После формирования костного окна дальнейшую часть вмешательства проводили с использованием микроинструментария под операционным микроскопом. В набор микрохирургических инструментов входили: микропинцеты с длинными браншами (анатомические и хирургические), угловые ножницы (обычные и с шариком на нижнем лезвии), микродержатели с различными углами активной поверхности, изогнутый пуговчатый зонд, микроскальпель для вскрытия твёрдой мозговой оболочки (ТМО), микрошпатели.
В эпидуральном пространстве у 8 из 9 пациентов этой группы выявлялись в большей или меньшей степени выраженные признаки рубцово-спаечного процесса в эпидкральной клетчатке. Эти изменения были очевидны в случае предшествующих операций на этом уровне или близости уровня непосредственной травмы. При этом клетчатка имела повышенную плотность, была фиксирована к прилежащей твёрдой мозговой оболочке, с повышенной кровоточивостью. Иногда эпидуральная клетчатка вообще отсутствовала. В этом случае оболочка оказывалась тесно спаяной с прилежащей жёлтой связкой, и её выделение представляло существенные трудности, требовало крайней осторожности. В 5 случаях имелись признаки компрессии рубцом дурального мешка.

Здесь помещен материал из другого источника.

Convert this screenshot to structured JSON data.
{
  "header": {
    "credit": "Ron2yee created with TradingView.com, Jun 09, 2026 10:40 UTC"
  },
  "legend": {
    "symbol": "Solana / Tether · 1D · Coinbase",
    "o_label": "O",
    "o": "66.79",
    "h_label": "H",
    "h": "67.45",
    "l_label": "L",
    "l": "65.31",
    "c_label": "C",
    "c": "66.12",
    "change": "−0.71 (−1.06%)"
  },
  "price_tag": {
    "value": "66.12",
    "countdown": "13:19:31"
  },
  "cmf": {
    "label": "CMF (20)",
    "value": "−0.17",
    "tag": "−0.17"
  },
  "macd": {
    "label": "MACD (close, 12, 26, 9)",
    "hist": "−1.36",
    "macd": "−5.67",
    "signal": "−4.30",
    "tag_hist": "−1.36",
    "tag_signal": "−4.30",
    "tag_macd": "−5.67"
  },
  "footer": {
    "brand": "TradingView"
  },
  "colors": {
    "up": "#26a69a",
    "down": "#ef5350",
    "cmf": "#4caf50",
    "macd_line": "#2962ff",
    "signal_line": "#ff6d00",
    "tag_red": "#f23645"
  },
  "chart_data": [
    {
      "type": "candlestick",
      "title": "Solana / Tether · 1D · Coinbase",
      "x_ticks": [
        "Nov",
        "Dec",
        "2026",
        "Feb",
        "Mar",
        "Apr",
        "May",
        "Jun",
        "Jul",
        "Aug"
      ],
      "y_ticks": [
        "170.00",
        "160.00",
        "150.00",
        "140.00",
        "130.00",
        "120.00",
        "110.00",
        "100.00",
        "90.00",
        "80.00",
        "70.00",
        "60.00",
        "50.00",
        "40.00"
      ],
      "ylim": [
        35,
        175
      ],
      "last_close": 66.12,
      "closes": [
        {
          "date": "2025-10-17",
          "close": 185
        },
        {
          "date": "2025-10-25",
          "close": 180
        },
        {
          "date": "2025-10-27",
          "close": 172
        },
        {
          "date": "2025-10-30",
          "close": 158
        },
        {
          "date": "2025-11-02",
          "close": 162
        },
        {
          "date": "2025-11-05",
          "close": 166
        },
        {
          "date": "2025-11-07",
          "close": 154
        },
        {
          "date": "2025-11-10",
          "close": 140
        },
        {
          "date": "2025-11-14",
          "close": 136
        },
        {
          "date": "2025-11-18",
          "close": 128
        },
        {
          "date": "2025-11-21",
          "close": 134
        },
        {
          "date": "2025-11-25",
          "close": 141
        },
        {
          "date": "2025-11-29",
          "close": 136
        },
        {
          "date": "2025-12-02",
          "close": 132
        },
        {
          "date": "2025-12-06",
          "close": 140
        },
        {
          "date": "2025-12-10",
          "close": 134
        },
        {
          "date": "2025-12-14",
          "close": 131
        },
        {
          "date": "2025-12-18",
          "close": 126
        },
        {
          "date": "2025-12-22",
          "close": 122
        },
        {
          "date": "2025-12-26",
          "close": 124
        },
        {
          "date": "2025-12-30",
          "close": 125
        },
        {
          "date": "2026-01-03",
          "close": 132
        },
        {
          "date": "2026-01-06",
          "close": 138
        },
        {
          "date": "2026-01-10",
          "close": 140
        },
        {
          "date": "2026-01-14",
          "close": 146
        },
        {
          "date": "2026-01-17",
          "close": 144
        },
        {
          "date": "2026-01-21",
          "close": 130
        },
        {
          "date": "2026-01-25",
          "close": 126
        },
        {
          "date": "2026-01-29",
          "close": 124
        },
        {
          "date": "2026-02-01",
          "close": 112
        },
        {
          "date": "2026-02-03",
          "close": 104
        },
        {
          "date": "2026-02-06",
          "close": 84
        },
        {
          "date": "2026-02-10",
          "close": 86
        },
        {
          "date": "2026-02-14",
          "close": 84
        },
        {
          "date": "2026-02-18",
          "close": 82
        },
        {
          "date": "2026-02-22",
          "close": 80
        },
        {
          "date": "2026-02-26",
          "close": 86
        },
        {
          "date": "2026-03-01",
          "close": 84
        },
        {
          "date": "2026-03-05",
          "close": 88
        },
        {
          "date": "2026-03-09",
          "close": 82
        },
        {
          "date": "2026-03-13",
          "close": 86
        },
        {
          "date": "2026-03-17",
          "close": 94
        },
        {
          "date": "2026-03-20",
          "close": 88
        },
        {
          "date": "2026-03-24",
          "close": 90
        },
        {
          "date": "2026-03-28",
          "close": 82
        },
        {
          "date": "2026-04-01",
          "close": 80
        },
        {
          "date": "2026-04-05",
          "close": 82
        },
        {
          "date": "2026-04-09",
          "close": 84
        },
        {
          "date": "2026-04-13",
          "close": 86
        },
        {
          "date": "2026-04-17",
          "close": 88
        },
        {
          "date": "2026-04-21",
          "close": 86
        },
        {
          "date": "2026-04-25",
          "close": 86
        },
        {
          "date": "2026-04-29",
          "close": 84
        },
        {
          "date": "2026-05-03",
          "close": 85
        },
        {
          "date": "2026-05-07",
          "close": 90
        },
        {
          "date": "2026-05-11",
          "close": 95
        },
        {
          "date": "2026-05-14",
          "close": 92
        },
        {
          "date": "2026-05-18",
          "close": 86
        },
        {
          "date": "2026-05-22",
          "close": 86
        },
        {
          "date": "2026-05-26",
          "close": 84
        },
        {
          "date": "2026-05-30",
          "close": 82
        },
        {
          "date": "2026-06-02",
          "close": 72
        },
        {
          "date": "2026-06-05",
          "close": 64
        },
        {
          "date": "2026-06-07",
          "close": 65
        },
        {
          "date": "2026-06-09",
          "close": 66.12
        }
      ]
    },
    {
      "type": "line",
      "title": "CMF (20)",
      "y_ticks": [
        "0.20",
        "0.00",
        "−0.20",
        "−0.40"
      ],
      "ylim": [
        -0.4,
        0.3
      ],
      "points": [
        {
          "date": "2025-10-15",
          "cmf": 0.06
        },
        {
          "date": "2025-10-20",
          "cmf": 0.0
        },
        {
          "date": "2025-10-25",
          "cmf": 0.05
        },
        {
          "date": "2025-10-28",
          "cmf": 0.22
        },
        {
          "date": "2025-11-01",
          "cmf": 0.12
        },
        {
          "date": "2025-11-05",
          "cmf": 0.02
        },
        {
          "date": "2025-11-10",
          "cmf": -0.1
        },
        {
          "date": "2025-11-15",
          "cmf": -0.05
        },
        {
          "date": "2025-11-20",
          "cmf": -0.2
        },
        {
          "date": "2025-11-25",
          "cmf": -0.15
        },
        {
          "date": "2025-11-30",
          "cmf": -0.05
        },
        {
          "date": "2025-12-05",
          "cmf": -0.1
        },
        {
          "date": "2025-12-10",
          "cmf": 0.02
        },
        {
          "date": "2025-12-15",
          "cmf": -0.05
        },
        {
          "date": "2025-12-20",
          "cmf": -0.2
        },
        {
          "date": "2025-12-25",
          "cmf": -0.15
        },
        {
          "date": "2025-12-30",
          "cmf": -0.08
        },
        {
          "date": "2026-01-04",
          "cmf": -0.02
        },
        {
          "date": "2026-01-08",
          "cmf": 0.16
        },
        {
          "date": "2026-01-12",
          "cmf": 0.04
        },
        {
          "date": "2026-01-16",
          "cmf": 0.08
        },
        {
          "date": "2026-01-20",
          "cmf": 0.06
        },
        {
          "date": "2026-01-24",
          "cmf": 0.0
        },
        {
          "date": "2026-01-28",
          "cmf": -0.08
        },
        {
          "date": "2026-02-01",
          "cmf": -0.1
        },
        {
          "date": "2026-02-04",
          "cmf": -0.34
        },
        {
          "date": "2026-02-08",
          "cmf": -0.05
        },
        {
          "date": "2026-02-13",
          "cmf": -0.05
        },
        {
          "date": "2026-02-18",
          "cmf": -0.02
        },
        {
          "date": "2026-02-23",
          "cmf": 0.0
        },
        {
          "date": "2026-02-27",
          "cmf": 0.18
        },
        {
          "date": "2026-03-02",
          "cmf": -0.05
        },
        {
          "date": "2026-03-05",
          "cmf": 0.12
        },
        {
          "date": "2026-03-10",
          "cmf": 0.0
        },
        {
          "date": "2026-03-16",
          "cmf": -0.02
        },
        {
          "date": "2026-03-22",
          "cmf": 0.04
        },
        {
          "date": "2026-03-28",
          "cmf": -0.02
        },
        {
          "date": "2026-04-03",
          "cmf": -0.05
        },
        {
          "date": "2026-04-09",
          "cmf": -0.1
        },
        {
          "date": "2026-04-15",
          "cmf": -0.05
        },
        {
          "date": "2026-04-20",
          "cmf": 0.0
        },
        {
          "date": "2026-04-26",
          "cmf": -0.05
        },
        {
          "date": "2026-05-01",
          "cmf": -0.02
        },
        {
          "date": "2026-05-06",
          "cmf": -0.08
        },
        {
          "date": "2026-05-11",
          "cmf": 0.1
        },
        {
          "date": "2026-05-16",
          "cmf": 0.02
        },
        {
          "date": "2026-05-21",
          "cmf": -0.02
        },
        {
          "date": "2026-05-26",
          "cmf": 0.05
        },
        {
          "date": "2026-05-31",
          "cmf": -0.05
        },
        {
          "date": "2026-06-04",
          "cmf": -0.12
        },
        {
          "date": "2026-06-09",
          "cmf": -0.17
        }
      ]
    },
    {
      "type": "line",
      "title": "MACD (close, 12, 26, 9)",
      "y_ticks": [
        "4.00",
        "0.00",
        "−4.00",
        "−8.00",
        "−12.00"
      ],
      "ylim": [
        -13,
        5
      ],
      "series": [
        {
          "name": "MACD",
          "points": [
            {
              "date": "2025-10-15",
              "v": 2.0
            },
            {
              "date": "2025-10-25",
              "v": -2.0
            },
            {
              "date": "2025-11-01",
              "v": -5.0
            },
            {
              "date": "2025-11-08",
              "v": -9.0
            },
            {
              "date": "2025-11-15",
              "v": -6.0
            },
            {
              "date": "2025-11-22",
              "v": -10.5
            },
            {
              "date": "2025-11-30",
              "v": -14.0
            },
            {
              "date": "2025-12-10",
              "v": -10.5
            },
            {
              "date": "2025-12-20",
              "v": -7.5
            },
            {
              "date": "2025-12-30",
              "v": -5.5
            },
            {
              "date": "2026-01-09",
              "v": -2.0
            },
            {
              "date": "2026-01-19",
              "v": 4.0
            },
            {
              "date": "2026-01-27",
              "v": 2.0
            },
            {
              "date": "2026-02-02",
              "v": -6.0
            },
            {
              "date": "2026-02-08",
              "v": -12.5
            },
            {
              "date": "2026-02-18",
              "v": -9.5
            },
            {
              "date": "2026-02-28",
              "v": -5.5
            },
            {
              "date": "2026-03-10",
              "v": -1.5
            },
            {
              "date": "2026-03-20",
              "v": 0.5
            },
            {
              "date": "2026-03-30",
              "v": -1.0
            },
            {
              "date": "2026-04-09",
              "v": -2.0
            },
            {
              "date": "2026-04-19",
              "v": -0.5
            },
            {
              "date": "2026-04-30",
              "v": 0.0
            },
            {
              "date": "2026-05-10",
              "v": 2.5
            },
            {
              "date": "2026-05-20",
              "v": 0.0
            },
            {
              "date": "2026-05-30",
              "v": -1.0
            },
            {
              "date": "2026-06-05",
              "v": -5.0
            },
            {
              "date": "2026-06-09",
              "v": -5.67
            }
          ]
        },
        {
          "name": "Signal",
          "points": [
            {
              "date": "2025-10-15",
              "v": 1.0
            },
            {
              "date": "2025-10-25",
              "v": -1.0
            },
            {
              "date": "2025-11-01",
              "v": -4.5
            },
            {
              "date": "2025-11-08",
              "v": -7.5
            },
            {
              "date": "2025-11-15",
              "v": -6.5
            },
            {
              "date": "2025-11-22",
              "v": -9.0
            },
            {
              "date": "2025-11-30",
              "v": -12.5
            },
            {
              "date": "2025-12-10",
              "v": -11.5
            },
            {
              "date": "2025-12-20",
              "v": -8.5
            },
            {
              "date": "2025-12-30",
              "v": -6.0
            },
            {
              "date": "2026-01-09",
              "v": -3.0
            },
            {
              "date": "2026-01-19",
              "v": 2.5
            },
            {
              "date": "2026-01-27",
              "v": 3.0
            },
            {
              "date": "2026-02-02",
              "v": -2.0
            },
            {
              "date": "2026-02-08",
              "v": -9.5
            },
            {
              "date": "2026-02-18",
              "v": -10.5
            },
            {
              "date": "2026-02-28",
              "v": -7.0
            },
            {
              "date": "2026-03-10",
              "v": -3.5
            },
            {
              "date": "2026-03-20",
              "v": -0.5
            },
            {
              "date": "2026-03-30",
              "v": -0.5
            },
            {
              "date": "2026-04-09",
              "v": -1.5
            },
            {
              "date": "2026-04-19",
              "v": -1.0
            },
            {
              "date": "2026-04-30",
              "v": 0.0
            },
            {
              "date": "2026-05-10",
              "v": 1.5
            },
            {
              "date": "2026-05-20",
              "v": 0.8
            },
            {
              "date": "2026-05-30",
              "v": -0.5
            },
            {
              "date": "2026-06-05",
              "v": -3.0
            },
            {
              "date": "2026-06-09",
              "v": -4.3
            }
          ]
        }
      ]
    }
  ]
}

В заднем эпидуральном пространстве в 7 из 9 случаях обнаруживались расширенные, патологически извитые эпидуральные вены, расположенные поперечно. Данное явление косвенно отражало наличие и степень компремирующих рубцово-спаечных процессов в эпидуральном пространстве, которые приводят к нарушению венозного оттока. Перед вскрытием ТМО их частично коагулировали.
ТМО в случаях непосредственной близости очага травмы или повторного вмешательства на этом уровне, как правило, была напряжена и утолщена, пульсация ослаблена. Её вскрытие выполнялось по средней линии от нижнего до верхнего углов раны. При этом часто обнаруживались её сращения с арахноидальной оболочкой, новообразованные сосуды, которые переходили с арахноидальной оболочки на твёрдую, что также отражало наличие спаечного процесса.
Далее идентифицировались задние корешки. Это делалось после определения дуральных воронок корешков, расположение которых было известным по уровню ламинэктомии. Этап выделения из рубцов и спаек спинного мозга и его сосудов, корешочков проводили при увеличении в 15-20 раз, используя в основном угловые ножницы с шариком на нижнем лезвии, изогнутый пуговчатый зонд, микрошпатели, диссекторы.
Следующим этапом операции было определение задней боковой борозды спинного мозга. Для этого корешочки выбранных люмбоскральных задних корешков смещались дорзально и медиально для получения адекватного доступа к вентролатеральной и вентромедиальной частей ВЗЗК. Корешочки выбранных задних корешков удерживались в качестве ретрактора изогнутым пуговчатым зондом или специальным микроотсосом с шаровидным окончанием. После разделения арахноидальных волокон, придерживая корешочки вместе с пиальной, оболочкой, острыми микроножницами производилась диссекция и сохранение основных артерий, идущих вдоль заднелатеральной борозды. Более мелкие артерии коагулировались острым коагуляционным микропинцетом. После этого специальным микроскальпелем поочередно с вентральной и медиальной стороны проводилась клиновидная резекция корешочков с волокнами ВЗЗК на глубину 2-3 мм на протяжении всего сегмента (см. рис. 3.15).